青草连忙扶住她:“王妃,您没事吧。”
青苗那边已经发威了:“刘姨娘,你找死啊,你怎么看得猫?“
刘姨娘干笑着说:“我也不知道你们要拐弯呀,我也看不到你们,大概小猫是着急撒尿吧。它才跑那么快。不小心冲撞了王妃。”然后她就在后面追着小猫:“哎,球球,你别跑,快回来。”一捌过弯,人不见了。
安王妃紧抓住青草的手,脸色苍白地说:“快,青苗去找管家请太医。”
两个丫顿时吓坏了,她们只见她们王妃正痛苦地咬着牙。那只抓住青草的手在不住地颤抖。
青苗转身就跑:“王妃,你坚持住。”
青草则喊着远处跟着的人:“快去抬骄子。”
这时后面离得稍远的婆子看到这边不对,又听到青草焦急的喊声音,赶紧忙乱起来。
等太医来时,安王妃的身下已是血红一片。太医摇摇头,开了调养药。
青草送他出去时,太医叹息着说:“不满三个月的胎儿最娇弱,最容易滑胎。更何况安王妃的身子骨本身又不是特别强壮的。我开的药按时喝,不要断,只要把身子调养好了就能再有孩子。”
青草回到屋里,只见安王妃躺在床上,身子向里侧着,身子一抽一抽的,就知道自家王妃在伤心地哭泣。
青草和青苗互看一眼,她们也很难过。想想她们小姐在娘家时做姑娘时,笑容是多么的灿烂。可是自从嫁入了安王府,她们小姐的笑容就越来越少。现在又出了这样的事情,她们小姐该有多么难过啊。
突然她们小姐坐了起来,坐起来的小姐满脸是泪,青草递过干净的帕子。安王妃接过擦擦脸。她的神色变得有些阴沉,她说:“青草,你去叫几个婆子把刘姨娘和她那只猫都给我带过来。青苗,你去叫管家到外边去找人伢子。不要满府里声张。”
青草和青苗立马就明白了。她们眼里有了一丝兴奋;这才对吗,她们的小姐就应该是这样的,出了事只是哭本来就不是她们小姐的性格。她们高兴了,她们家当姑娘时的小姐又回来了。
当安王晚上回来时,所有事情已经结束。刘姨娘被打了三十大板,然后被发卖出府。
安王在书房里发了通疯,把书房里的东西砚台都摔碎了。然后他又到自已的房里看看自已的王妃。但安王妃却看得出安王虽然在安慰自已,他也没有责怪自已把他的小妾发卖了。但是他的脸上却也没有一丝的温度。他只是在例行一个做丈夫的问询公务而已。
安王妃又叹了口气,她觉得她嫁过来没有几个月,她也才只有十五岁的年纪,但在安王府她却觉得度日如年。安王这样的丈夫,她以后还能有什么期待吗?眼泪似乎从又要涌出来,她闭闭眼,努力把它憋回去。

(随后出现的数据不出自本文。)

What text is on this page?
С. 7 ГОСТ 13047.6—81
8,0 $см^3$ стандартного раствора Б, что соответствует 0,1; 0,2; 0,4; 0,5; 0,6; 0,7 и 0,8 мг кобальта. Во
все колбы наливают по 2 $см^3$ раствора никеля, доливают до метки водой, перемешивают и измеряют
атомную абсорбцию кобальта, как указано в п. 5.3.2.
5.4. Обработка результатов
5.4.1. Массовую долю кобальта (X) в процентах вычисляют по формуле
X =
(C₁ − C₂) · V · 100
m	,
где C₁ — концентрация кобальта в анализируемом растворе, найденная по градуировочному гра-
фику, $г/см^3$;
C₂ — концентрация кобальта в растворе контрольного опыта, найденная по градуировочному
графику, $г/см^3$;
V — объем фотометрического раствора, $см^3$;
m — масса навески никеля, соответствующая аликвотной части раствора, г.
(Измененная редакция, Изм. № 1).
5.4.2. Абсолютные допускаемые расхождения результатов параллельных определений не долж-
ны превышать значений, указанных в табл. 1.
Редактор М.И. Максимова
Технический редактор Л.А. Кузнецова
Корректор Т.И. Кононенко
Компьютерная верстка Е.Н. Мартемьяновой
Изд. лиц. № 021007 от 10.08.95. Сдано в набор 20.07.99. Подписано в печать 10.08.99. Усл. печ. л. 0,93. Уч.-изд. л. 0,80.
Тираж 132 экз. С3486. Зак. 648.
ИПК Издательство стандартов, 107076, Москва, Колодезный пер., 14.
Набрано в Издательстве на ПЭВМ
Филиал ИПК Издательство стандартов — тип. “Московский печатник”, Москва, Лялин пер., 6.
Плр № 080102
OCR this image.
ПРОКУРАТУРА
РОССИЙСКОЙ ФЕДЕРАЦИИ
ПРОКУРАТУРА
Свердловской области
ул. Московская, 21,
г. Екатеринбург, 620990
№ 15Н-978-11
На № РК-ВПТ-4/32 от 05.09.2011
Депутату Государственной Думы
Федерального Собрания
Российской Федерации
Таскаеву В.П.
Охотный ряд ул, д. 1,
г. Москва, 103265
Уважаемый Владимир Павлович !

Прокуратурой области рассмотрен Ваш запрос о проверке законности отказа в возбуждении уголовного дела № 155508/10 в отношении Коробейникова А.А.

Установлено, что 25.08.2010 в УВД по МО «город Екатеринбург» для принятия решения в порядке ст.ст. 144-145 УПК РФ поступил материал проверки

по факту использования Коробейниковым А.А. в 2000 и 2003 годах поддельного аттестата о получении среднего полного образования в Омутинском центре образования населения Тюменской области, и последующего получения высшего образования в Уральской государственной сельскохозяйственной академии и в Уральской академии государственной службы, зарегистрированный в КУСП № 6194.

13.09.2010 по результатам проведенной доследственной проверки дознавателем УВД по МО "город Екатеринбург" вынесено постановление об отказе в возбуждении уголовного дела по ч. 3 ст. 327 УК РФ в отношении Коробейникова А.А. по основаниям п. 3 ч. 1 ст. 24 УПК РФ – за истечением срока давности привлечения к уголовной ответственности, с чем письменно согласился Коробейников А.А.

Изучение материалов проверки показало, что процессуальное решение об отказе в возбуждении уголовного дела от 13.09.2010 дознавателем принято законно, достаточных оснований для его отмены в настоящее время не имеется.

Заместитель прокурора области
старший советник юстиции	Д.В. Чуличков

安王确实做梦也没想到,看似平柔柔弱弱的王妃竟然如此果决迅速,竟然敢发卖他的妾室,但是他又没法说她是错的,只因为安王妃占住了一个“理”字。
他的小妾本来就归他的王妃管。小妾犯了事,王妃发卖纯属寻常事,在各家王府这都是司空见惯的事情。更何况他的孩子是因为她的小妾没的。对于这个孩子,安王也是很期待的,但是他也不舍得她的小妾。安王心里痛苦而又矛盾。他如果找他的王妃去发难,让他的父皇知道了,他会被父皇斥责为宠妻灭妾,那么他在父皇眼里就会很不堪。他现在正努力在父皇面前树立起的形象就会坍然倒塌。
当初娶安王妃时,他就是想,既然娶不了阿凝,那就娶父皇指给自已的女子。只要父皇高兴就行,他要在父皇面前塑造自已听话的形象。成亲后,他对安王妃其时也很满意。安王妃是礼部左侍郎家的嫡小姐,标准的大家闺秀,在礼仪上无可挑剔。安王妃漂亮,也很体贴人。虽然他对安王妃并没有什么情爱。但他基本上也是尊重她这个正妃的。